Monday, May 4, 2009

Who, What, Why is Satan?

I recently spoke with a friend who had left the traditional Christian movement, partly because she could no longer believe in a literal Satan. She said she had no problem with an all loving, all powerful, good God, but couldn't handle Satan. She said that she now believes 'Satan' is just a symbol of her own poor decisions. She went on to explain that because humans have free will, we are able to choose things that can harm us. Case settled. Or is it?

Imagine that a friend calls and to tell you that her four year old boy was recently bitten by a rattlesnake and is in the hospital clinging to life. You ask how it happened, and your friend says, "He went out into the back yard to play this morning, I heard a frightful cry and ran out to find him holding his leg as a three foot long Diamondback rattler crawled away." You reply, "How awful!" Your friend then says, "Yes it is awful, but he chose to play in the yard, so ultimately it is a case of free will." Pondering the cavalier explanation, you then ask, "But you have a fence out there, I wonder how the snake got into the yard?" The friend then says, "Well, we keep a snake in the yard to eat the insects."

To some, this little parable seems ludicrous - no good parent would keep a poisonous serpent in a yard where the children played. Yet we humans are in a similar situation when we say that we have free will in a world filled with potential tragedies, and believe in a loving, all powerful, good God. If a loving parent would not intentionally place a venomous snake in his child's play area, why would a loving God place so many potential horrors in the human world?

I will tell you right now that I do not know 'the' answer. No one does, and many have addressed this issue over the centuries, dating back to the biblical book of Job and other ancient and modern works of philosophy and literature. But I will tell you that the 'free will, Satan is a symbol of bad choices' theory provides me no answer at all. Honestly, I prefer the traditional Christian answer, yet I find neither satisfying.

The provisional answer to date, for me, is that we live in a world of soul-making.
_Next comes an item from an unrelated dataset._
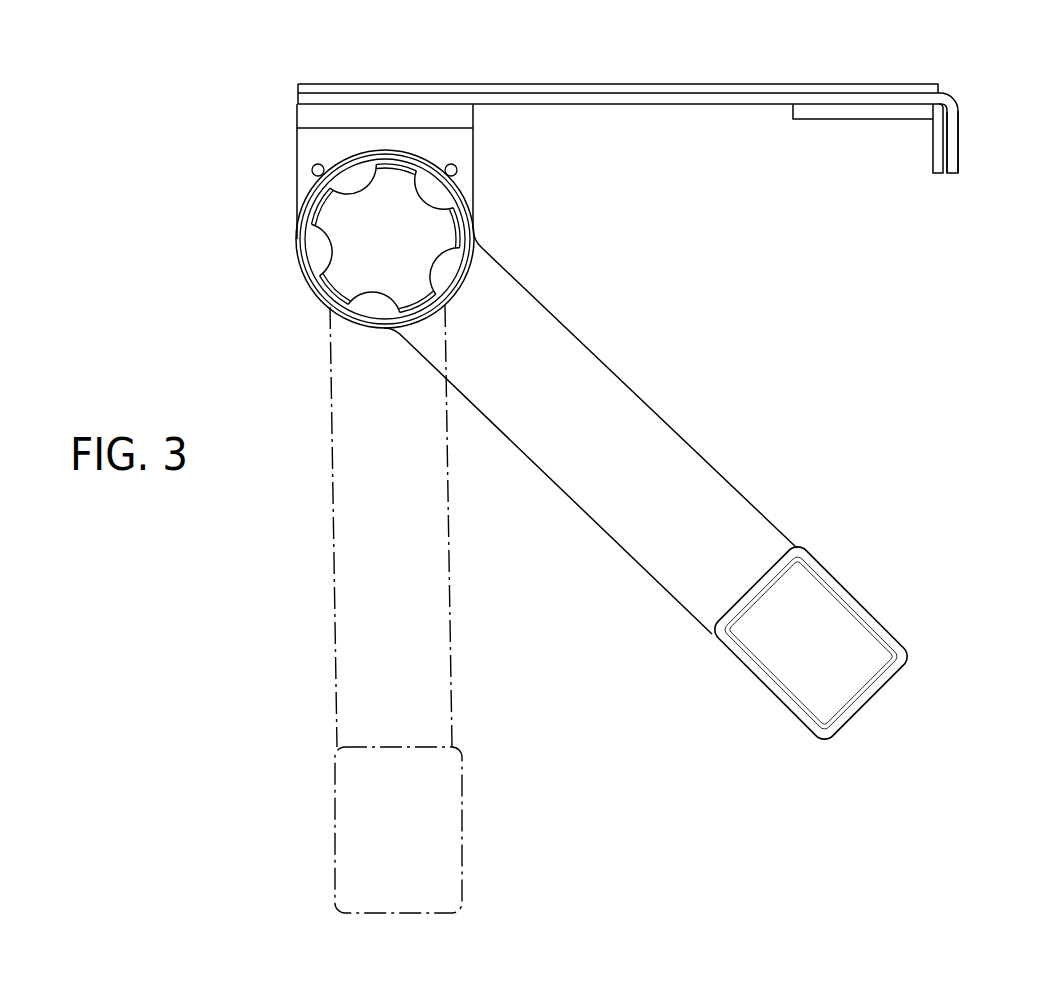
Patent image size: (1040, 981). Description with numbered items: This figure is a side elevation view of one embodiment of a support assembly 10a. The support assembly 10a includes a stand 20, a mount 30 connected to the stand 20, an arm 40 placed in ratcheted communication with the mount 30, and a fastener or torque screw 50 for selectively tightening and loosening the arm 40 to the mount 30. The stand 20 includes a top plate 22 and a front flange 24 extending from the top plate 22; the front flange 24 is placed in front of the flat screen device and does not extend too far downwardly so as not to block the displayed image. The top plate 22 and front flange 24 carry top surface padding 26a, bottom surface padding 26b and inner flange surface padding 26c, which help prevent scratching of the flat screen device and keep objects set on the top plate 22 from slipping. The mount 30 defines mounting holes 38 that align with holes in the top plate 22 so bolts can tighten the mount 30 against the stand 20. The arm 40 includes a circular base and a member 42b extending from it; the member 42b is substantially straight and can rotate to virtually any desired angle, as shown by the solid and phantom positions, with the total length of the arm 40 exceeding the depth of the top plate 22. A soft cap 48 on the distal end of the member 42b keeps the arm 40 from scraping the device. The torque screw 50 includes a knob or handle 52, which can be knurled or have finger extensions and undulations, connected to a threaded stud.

Before the world began, before the Big Bang started our cosmos, before humans were created, hatched, spawned, crawled from the Primordial ooze or however we got here, there were Eternal Patterns or Blueprints for this reality we call our existence. Those patterns may be called energies, persons, forces, vital essences or any number of names we assign them; no name or image is adequate, but they were in existence before this Cosmos burst into existence and will be there after the universe contracts back into a final Black Hole.

All mythologies and religious theologies, all art and literature, all music and ritual, and everyone of your personal beliefs or theories about everything, always ultimately lead back to them. Every one of our explanations is provisional and satisfying for only as long as we don't try to think back too far. Because when we do trace any of these theories back, we are left with the inexplicable 'Eternal Patterns,' or what Carl Jung called 'the little people.' Most of us would rather stop with the current provisional explanation, seriously believing or pretending that we have actually solved the mystery rather than struggle with the implications of not knowing.

Whether you call Satan a real Person or a 'symbol of free will,' you are still left with the problem of explaining why a Good God put him or it in the back yard. What we are left with is the basic phenomena of reality - we know there is something Good, and we are capable of choosing, being victimized by and doing some unimaginably horrific things on this planet. In fact, the whole universe continues to roil about in darkness - crashing, smashing and colliding as it did from the initial violent mega-atomic blast called the Big Bang.

So we can either ignore the actual phenomena and hide in our provisional explanations, or admit that we are children, playing in a wonderful yard, with a rattle snake in the back yard, placed there by someone we call a loving parent. Those are the facts of existence.

My provisional 'explanation' is what I call Spiritual Isometrics. <-----Feel free to click and read what keeps me from giving up when the snake has sunk its fangs into my leg in the middle of a perfectly good day of play.

1 comment:

Marcus Lang said...

Michael, I believe that William James would applaud your resistance to the temptation of (as he wrote) "prematurely closing accounts with reality". Your explanation of the problem of evil feels respectful in its "provisionalism," as does your metaphor of spiritual isometrics. Both ring true for me and so of course I believe you might be onto something!